Eventually, though, Noyes grew tired of being on a plane all the time and focusing only on clients’ issues. Hiring market and technology experts to work with his clients gave Noyes insights into academia and clued him in to his next move. “I’d love to teach,” he thought. “I’ll research what I want to and specialize in what I want to.” Thus the focus on entrepreneurship and innovation in corporations for his PhD, which he earned from Boston University.
Noyes landed his job with Babson in 2007 and describes it in the same words as his consulting gig. “It’s been too much fun,” he says. The first course he taught was Foundations of Management and Entrepreneurship (FME), which he still teaches today. “It’s wild,” he says. “I love getting students right when they come into college, to be able to lay the tracks in terms of entrepreneurship and the functions of business.”

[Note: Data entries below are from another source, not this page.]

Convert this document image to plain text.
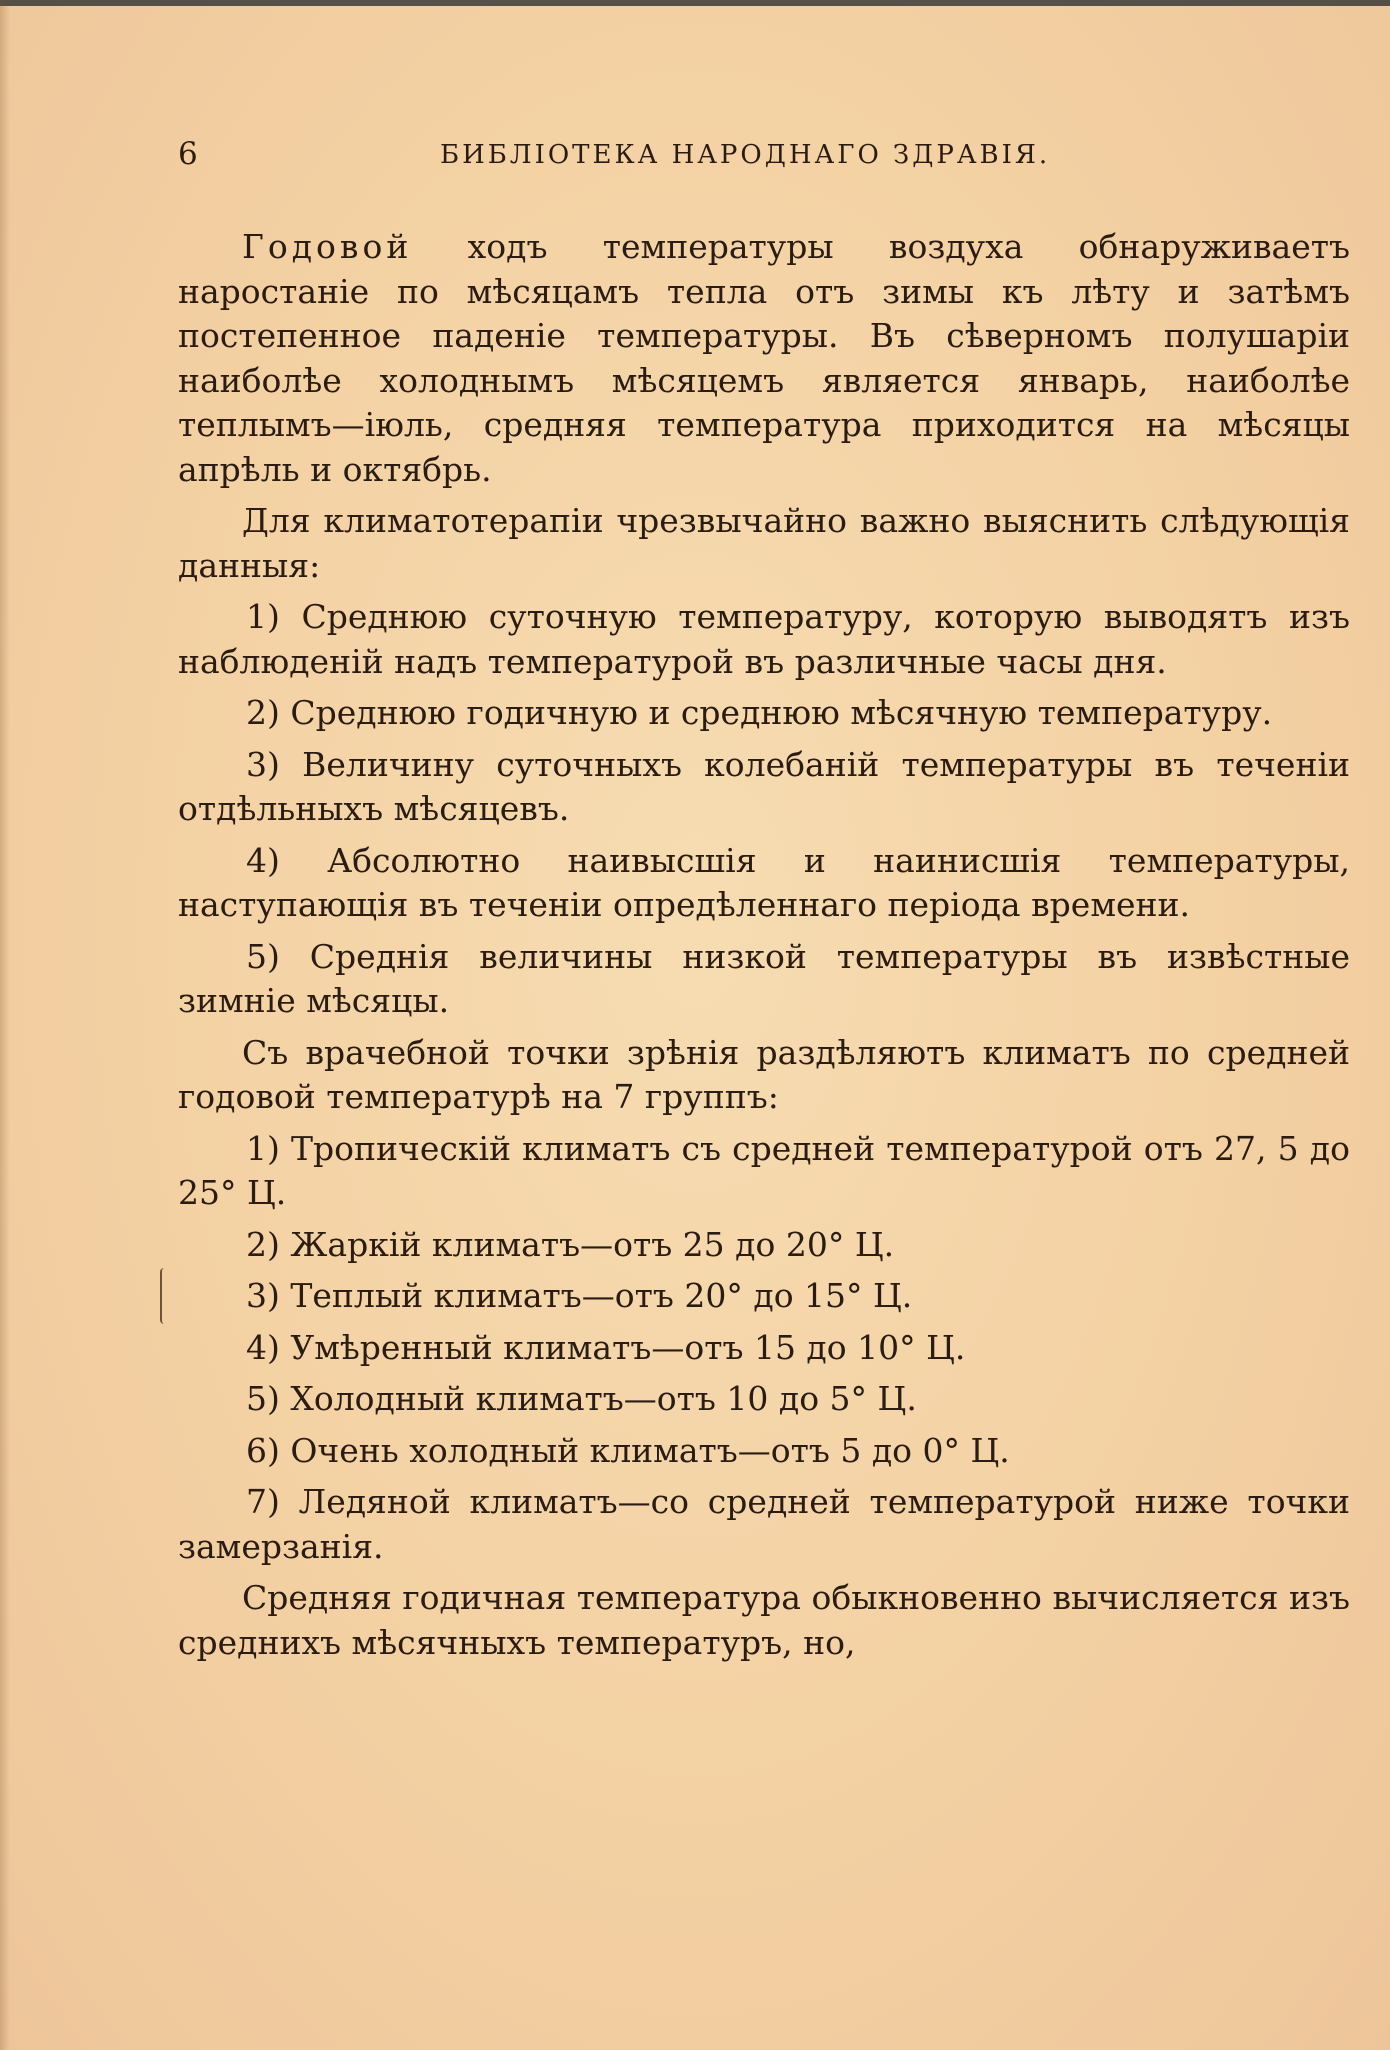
6	БИБЛІОТЕКА НАРОДНАГО ЗДРАВІЯ.

Годовой ходъ температуры воздуха обнаруживаетъ наростаніе по мѣсяцамъ тепла отъ зимы къ лѣту и затѣмъ постепенное паденіе температуры. Въ сѣверномъ полушаріи наиболѣе холоднымъ мѣсяцемъ является январь, наиболѣе теплымъ—іюль, средняя температура приходится на мѣсяцы апрѣль и октябрь.

Для климатотерапіи чрезвычайно важно выяснить слѣдующія данныя:

1) Среднюю суточную температуру, которую выводятъ изъ наблюденій надъ температурой въ различные часы дня.

2) Среднюю годичную и среднюю мѣсячную температуру.

3) Величину суточныхъ колебаній температуры въ теченіи отдѣльныхъ мѣсяцевъ.

4) Абсолютно наивысшія и наинисшія температуры, наступающія въ теченіи опредѣленнаго періода времени.

5) Среднія величины низкой температуры въ извѣстные зимніе мѣсяцы.

Съ врачебной точки зрѣнія раздѣляютъ климатъ по средней годовой температурѣ на 7 группъ:

1) Тропическій климатъ съ средней температурой отъ 27, 5 до 25° Ц.

2) Жаркій климатъ—отъ 25 до 20° Ц.

3) Теплый климатъ—отъ 20° до 15° Ц.

4) Умѣренный климатъ—отъ 15 до 10° Ц.

5) Холодный климатъ—отъ 10 до 5° Ц.

6) Очень холодный климатъ—отъ 5 до 0° Ц.

7) Ледяной климатъ—со средней температурой ниже точки замерзанія.

Средняя годичная температура обыкновенно вычисляется изъ среднихъ мѣсячныхъ температуръ, но,
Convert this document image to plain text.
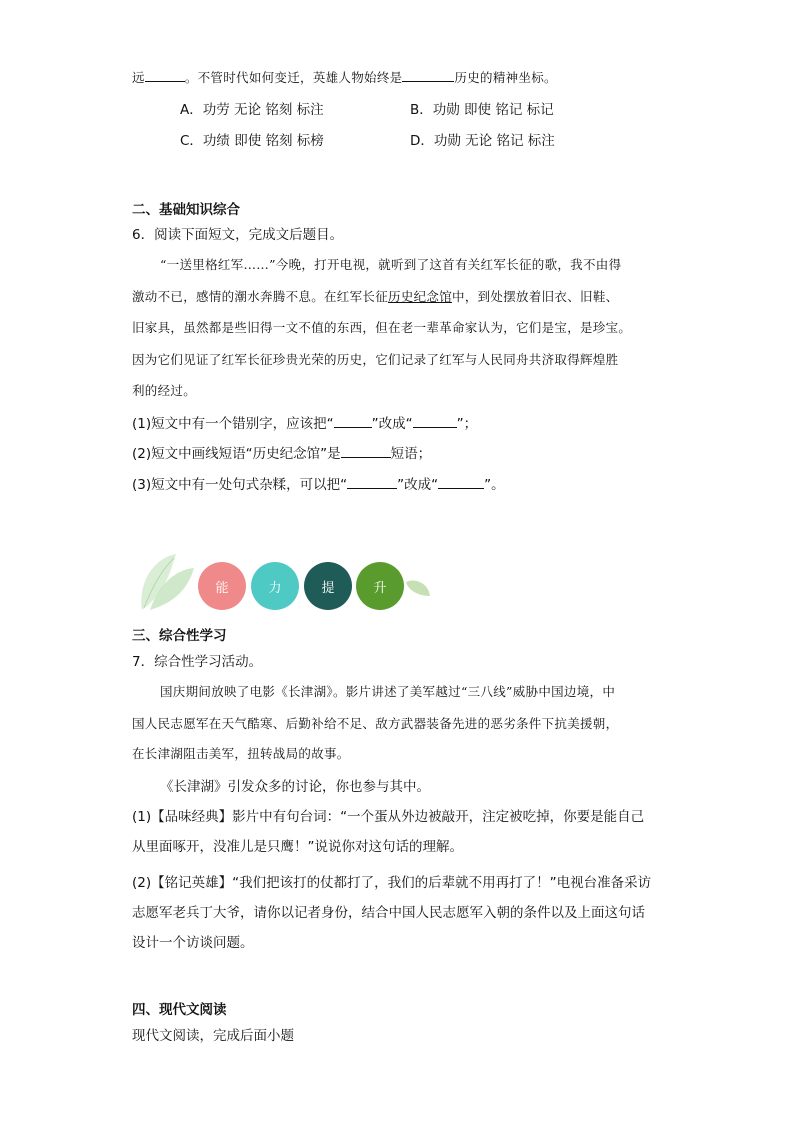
远	。不管时代如何变迁，英雄人物始终是	历史的精神坐标。
A．功劳 无论 铭刻 标注	B．功勋 即使 铭记 标记
C．功绩 即使 铭刻 标榜	D．功勋 无论 铭记 标注
二、基础知识综合
6．阅读下面短文，完成文后题目。
“一送里格红军……”今晚，打开电视，就听到了这首有关红军长征的歌，我不由得
激动不已，感情的潮水奔腾不息。在红军长征历史纪念馆中，到处摆放着旧衣、旧鞋、
旧家具，虽然都是些旧得一文不值的东西，但在老一辈革命家认为，它们是宝，是珍宝。
因为它们见证了红军长征珍贵光荣的历史，它们记录了红军与人民同舟共济取得辉煌胜
利的经过。
(1)短文中有一个错别字，应该把“	”改成“	”；
(2)短文中画线短语“历史纪念馆”是	短语；
(3)短文中有一处句式杂糅，可以把“	”改成“	”。
能	力	提	升
三、综合性学习
7．综合性学习活动。
国庆期间放映了电影《长津湖》。影片讲述了美军越过“三八线”威胁中国边境，中
国人民志愿军在天气酷寒、后勤补给不足、敌方武器装备先进的恶劣条件下抗美援朝，
在长津湖阻击美军，扭转战局的故事。
《长津湖》引发众多的讨论，你也参与其中。
(1)【品味经典】影片中有句台词：“一个蛋从外边被敲开，注定被吃掉，你要是能自己
从里面啄开，没准儿是只鹰！”说说你对这句话的理解。
(2)【铭记英雄】“我们把该打的仗都打了，我们的后辈就不用再打了！”电视台准备采访
志愿军老兵丁大爷，请你以记者身份，结合中国人民志愿军入朝的条件以及上面这句话
设计一个访谈问题。
四、现代文阅读
现代文阅读，完成后面小题
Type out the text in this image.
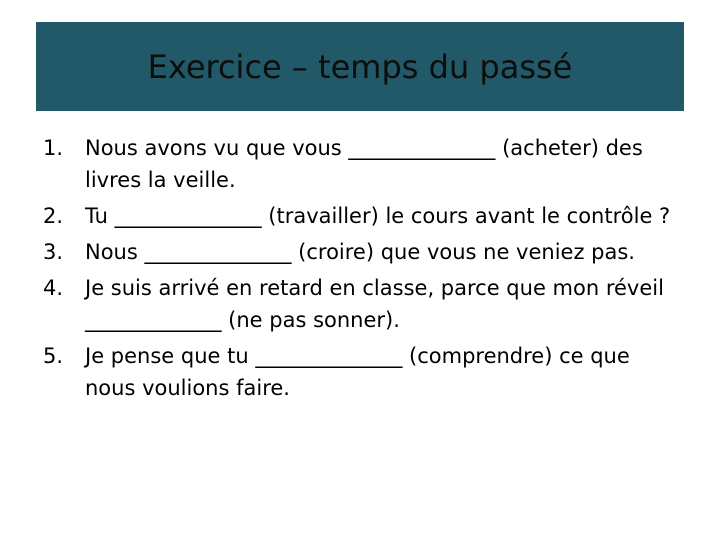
Exercice – temps du passé
1. Nous avons vu que vous ______________ (acheter) des livres la veille.
2. Tu ______________ (travailler) le cours avant le contrôle ?
3. Nous ______________ (croire) que vous ne veniez pas.
4. Je suis arrivé en retard en classe, parce que mon réveil _____________ (ne pas sonner).
5. Je pense que tu ______________ (comprendre) ce que nous voulions faire.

Above: A prototype of the cassava grater designed by a student team in Ghana. Pictured are Babson students So Yoon Jun ’13 (far left) and Elise Drake ’13 (next to Jun). Photo: M.K. Byrne ’13
Below: In India, a student team is working on redesigning a rickshaw. Pictured is Olin student Varun Mani (white shirt). Photo: Jake Felser
FME isn’t Noyes’ only class. He also has taught Entrepreneurship and Opportunity as well as Social Entrepreneurship by Design. But his latest all-consuming project is the class he co-designed with Ben Linder, associate professor of design and mechanical engineering at Olin College, called Affordable Design and Entrepreneurship (ADE). Now in its fourth semester, the class focuses on the needs of poor communities and how a simple product or service potentially may improve their well-being. The course brings together students from Babson, Olin, and Wellesley colleges and partners them with social ventures around the world. Teams tackle a range of business and design issues, from concept generation to market analysis to product development to scaling ventures. They also travel at least once a semester to work directly with their partners.
Each semester the class partners with four sites, currently in Alabama, Ghana, India, and a newly launched site in Massachusetts. The relationships are set up to be ongoing, so projects are at various stages. In Ghana, students are working with villages to develop a cassava grater and grating service, while another team is working with beekeepers to create products from discarded beeswax. In India, students are improving the design of rickshaws to help lessen wear on operators while keeping the rickshaw affordable. The Massachusetts team is in pure startup mode, as Noyes describes it, researching simple ways to address issues of food insecurity.
Noyes currently advises the Alabama group, which has partnered with the Hale Empowerment and Revitalization Organization (HERO). “Hale County is one of the poorest counties in the United States,” says Noyes. “We’re working with them to create new entrepreneurial ventures to create jobs and skills training for at-risk youth.” To that end, the organization founded HERO Bike, which manufactures bicycles with frames made from locally grown bamboo. Noyes’ team is helping HERO market the bikes to eco-hotels and corporate bikeshare programs, and develop a line of bike accessories.
Running a course as complex as ADE absorbs much of Noyes’ time and energy, but he won’t back down. “I do it because I’m fascinated by it,” says Noyes. “A class like this would be suicide at other institutions, but since Babson values experiential learning, this is right in the sweet spot.”
Experiential education suits Noyes, he says, which is why he feels at home with all his courses at Babson. “With my background in consulting and entrepreneurship, I’m used to having many ill-formed, ambiguous ideas moving around and marshaling along these experiences,” he says. “Babson is a unique place, and many academics would hate it or just couldn’t do it. I love it.”